Казанове потребовалась всего пара часов, чтобы предложить веселому душепастырю покинуть вместе с ним свою епархию и отправиться в поисках счастья на чужбину. Иерарх, однако, отказался, поступив, по мнению Казановы, неправильно. Если бы он принял предложение авантюриста, то не умер бы всего через два года, в полном расцвете сил…Вероятно, сей достойный прелат римско-католической церкви сменил царство земное на царство небесное примерно в возрасте вестготского царя Алариха, взявшего в 410 г. п.Р.Х. Ветхий Рим на Тибре. Потому что жил в области, подходившей ему не больше, чем вестготскому царю, как с точки зрения климата, так и с точки зрения поваренного искусства (если верить Казанове, в Козенце и вообще в Калабрии готовили пищу на очень плохом оливковом масле). Можно предположить, что и при Аларихе, 1300 годами ранее, дело обстояло немногим лучше. Пожалуй, мы достаточно уделили внимания Консенции-Козенце, отблеску награбленного готами у римлян золота (награбленного ранее римлянами еще у кого-то) и золотых (по мнению некоторых романтических поэтов – особенно немецких) кудрей «юного» Алариха, погребенного вестготами, вместе с этим золотом, в русле Бузента. Но от тогдашних тервингов остались хотя бы эти, пусть даже довольно-таки тусклые, отблески. А вот тогдашние остготы вообще остаются по сей день скрытыми от наших мысленных взоров в паннонской мгле. Мрак карпатских дремучих лесов и совершаенная «неисторичность» их диких союзников-гуннов не только приводили в отчаяние Кассиодора с Иорданом, но и истощали терпение терпеливых, вообще-то, позднейших историков. В первую очередь – немецких. Во многих местах своего двухтомного труда о германцах, этого монументального произведения, переполненного разнообразнейшими сведениями, такая общепризнанная величина, как Людвиг Шмидт, вынужден разбираться со множеством гипотез, представляющихся ему несерьезными. Как и на 16 страницах, посвященных им остготам в период между царствованием героического владыки готов Германариха и «битвой народов» на Каталаунских полях. О пяти месяцах древнеримских внутриполитических событий у нас больше сведений, чем о 50 годах остготско-гуннского «добровольно-принудительного» союза. И разве можно осуждать, скажем, австрийского археолога Рудольфа Эггера за его попытки, так сказать, перегатить это «исторического болото» с помощью довольно остроумных гипотез?
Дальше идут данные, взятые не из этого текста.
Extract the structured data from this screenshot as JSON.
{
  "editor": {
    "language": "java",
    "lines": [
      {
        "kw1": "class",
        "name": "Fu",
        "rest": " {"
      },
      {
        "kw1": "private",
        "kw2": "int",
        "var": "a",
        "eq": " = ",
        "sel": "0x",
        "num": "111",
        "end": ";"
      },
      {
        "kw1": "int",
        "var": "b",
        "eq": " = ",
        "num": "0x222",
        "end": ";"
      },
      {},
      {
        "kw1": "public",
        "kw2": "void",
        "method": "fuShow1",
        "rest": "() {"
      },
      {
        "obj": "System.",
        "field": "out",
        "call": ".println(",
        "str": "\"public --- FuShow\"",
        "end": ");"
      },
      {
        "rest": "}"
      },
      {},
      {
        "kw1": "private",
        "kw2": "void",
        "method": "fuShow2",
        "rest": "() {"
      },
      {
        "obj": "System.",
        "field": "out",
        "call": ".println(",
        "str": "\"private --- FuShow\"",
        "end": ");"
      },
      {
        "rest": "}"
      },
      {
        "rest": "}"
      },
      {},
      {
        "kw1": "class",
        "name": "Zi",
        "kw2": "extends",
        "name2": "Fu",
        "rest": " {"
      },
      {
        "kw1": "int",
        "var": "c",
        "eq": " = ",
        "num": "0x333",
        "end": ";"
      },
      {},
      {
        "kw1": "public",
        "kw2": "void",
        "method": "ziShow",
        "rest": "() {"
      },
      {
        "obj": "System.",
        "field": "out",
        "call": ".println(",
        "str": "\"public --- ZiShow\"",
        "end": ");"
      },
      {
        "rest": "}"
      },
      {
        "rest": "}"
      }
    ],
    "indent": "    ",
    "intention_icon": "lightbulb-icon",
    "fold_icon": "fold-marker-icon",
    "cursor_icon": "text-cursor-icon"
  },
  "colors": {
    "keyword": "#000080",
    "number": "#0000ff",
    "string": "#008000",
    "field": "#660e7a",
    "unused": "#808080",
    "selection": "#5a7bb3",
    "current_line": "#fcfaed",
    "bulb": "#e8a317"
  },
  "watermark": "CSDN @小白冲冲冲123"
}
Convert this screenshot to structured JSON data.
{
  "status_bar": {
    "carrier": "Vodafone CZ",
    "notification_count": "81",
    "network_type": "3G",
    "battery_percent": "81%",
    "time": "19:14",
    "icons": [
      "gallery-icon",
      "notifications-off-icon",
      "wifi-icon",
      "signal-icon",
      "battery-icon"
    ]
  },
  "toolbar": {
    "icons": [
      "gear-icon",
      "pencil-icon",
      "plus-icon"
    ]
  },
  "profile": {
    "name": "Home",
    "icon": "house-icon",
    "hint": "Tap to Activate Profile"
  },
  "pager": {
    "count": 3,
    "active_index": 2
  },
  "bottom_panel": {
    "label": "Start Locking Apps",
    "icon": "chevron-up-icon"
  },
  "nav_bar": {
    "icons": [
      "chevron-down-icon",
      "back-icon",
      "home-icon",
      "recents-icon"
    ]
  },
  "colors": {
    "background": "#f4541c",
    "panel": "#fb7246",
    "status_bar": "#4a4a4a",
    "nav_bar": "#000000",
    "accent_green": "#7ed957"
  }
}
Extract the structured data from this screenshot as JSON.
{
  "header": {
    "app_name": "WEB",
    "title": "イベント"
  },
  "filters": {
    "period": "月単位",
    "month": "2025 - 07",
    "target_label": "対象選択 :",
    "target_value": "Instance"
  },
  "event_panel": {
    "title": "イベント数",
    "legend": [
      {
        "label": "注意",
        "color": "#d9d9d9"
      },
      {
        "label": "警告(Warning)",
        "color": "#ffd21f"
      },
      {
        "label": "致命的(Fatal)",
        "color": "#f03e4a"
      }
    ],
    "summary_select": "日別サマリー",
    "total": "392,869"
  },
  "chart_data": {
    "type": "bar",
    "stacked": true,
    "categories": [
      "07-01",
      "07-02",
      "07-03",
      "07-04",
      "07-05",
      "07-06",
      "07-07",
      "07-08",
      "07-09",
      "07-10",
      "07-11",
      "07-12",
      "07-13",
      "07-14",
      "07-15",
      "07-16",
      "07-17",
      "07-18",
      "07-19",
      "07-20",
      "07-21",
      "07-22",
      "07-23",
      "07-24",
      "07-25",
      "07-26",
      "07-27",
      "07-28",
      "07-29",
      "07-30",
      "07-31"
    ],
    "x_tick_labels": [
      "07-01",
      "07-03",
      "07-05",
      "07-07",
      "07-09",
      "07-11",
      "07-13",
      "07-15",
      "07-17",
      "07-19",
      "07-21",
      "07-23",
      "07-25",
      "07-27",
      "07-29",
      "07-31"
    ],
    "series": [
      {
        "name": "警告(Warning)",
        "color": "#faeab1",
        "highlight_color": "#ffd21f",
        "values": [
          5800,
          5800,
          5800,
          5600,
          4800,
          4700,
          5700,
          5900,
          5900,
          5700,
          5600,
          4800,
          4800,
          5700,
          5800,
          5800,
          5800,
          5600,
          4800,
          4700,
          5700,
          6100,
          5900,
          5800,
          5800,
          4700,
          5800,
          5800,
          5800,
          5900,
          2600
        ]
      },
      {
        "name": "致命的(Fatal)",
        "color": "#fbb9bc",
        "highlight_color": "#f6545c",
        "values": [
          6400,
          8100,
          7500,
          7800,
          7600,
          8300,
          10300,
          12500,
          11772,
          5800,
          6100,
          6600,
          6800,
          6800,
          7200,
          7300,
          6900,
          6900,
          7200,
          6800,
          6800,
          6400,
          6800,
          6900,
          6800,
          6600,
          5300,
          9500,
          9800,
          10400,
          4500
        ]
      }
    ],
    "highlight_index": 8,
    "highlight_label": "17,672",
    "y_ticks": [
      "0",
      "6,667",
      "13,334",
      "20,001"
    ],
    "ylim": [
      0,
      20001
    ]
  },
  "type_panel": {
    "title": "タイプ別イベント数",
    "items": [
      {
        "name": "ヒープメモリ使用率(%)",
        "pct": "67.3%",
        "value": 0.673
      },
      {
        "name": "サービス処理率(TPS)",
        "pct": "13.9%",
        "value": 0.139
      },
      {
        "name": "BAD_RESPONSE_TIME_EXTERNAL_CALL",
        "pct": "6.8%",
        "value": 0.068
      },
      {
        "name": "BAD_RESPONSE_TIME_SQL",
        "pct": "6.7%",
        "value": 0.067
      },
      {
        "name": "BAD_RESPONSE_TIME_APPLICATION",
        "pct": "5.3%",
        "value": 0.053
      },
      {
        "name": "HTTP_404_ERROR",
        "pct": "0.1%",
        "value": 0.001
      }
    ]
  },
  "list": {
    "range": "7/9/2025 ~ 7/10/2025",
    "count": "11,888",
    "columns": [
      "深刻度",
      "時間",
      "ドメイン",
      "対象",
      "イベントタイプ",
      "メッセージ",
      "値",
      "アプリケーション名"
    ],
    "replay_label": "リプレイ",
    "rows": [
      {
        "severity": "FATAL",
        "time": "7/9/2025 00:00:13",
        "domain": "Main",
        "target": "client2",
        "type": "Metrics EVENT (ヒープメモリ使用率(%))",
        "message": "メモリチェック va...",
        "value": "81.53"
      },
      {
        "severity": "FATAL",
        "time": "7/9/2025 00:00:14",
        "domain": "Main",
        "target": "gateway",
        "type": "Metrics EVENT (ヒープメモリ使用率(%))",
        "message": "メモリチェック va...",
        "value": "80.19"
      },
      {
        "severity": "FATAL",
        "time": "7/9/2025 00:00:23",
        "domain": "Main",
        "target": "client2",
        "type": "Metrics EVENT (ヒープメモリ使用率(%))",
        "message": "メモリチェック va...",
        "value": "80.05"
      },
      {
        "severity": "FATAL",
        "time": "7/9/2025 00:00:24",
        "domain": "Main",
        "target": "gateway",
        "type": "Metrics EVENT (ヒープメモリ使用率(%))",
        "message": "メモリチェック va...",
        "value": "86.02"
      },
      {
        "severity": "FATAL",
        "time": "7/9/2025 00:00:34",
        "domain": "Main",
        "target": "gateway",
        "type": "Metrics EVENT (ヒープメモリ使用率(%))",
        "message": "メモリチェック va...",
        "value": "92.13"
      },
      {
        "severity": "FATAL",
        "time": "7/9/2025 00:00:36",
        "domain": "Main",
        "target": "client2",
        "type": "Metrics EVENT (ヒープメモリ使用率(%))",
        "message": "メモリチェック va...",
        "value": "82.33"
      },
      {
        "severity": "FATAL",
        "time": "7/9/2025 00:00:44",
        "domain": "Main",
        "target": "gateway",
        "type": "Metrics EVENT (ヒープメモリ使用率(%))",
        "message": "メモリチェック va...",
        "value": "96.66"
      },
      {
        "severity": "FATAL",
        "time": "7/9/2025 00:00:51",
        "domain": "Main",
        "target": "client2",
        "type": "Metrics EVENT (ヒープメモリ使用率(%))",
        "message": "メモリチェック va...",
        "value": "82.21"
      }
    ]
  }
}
Тем не менее, в общем и целом, ситуация представляется понятной. В ходе чудовищно жестокой, яростной войны «всех против всех» многим народам (например, бургундам или же гепидам) пришлось еще на подходе к громадной средиземноморской исторической арене пролить реки крови и понести чудовищные жертвы. Другие, слишком многочисленные, чтобы быть истребленными поголовно, вынуждены были разделиться, как вестготы времен Атанариха и Фритигерна. Пытаясь частью получить защиту и пристанище у римлян, частью – противостоять им. Чтобы, наконец, опять воссоединиться под властью такого сильного царя, как Аларих. Можно предположить, что так поступили и остготы. После гибели Германариха и тяжелых поражений, нанесенных остготам гуннскими «кентаврами», они некоторое время боролись за выживание под началом властителей, мало известных и, в общем, мало интересных нам. И важных лишь с чисто генеалогической точки зрения. Поскольку они дополняют наши представления о родословии Амалов. После их гибели в сражениях, точный ход которых нам неизвестен, как  и места этих сражений, остготы оказались перед дилеммой. Аналогичной дилемме, перед которой оказались Рюриковичи после разгрома варяжской Руси монголо-татарами  в I половине XIII в. Либо, признав свое поражение, присоединиться, в качестве данников-«улусников», к разбойничьему союзу во главе с победоносными гуннами. Либо, подобно вестготам, искать приют и убежище в Римской империи, чтобы стать «федератами» на римской военной службе.  Об одной такой предпринятой остготами попытке, закончившейся, по вине римлян, катастрофой, нам известно из пяти разных источников. Так что в ее реальности можно не сомневаться.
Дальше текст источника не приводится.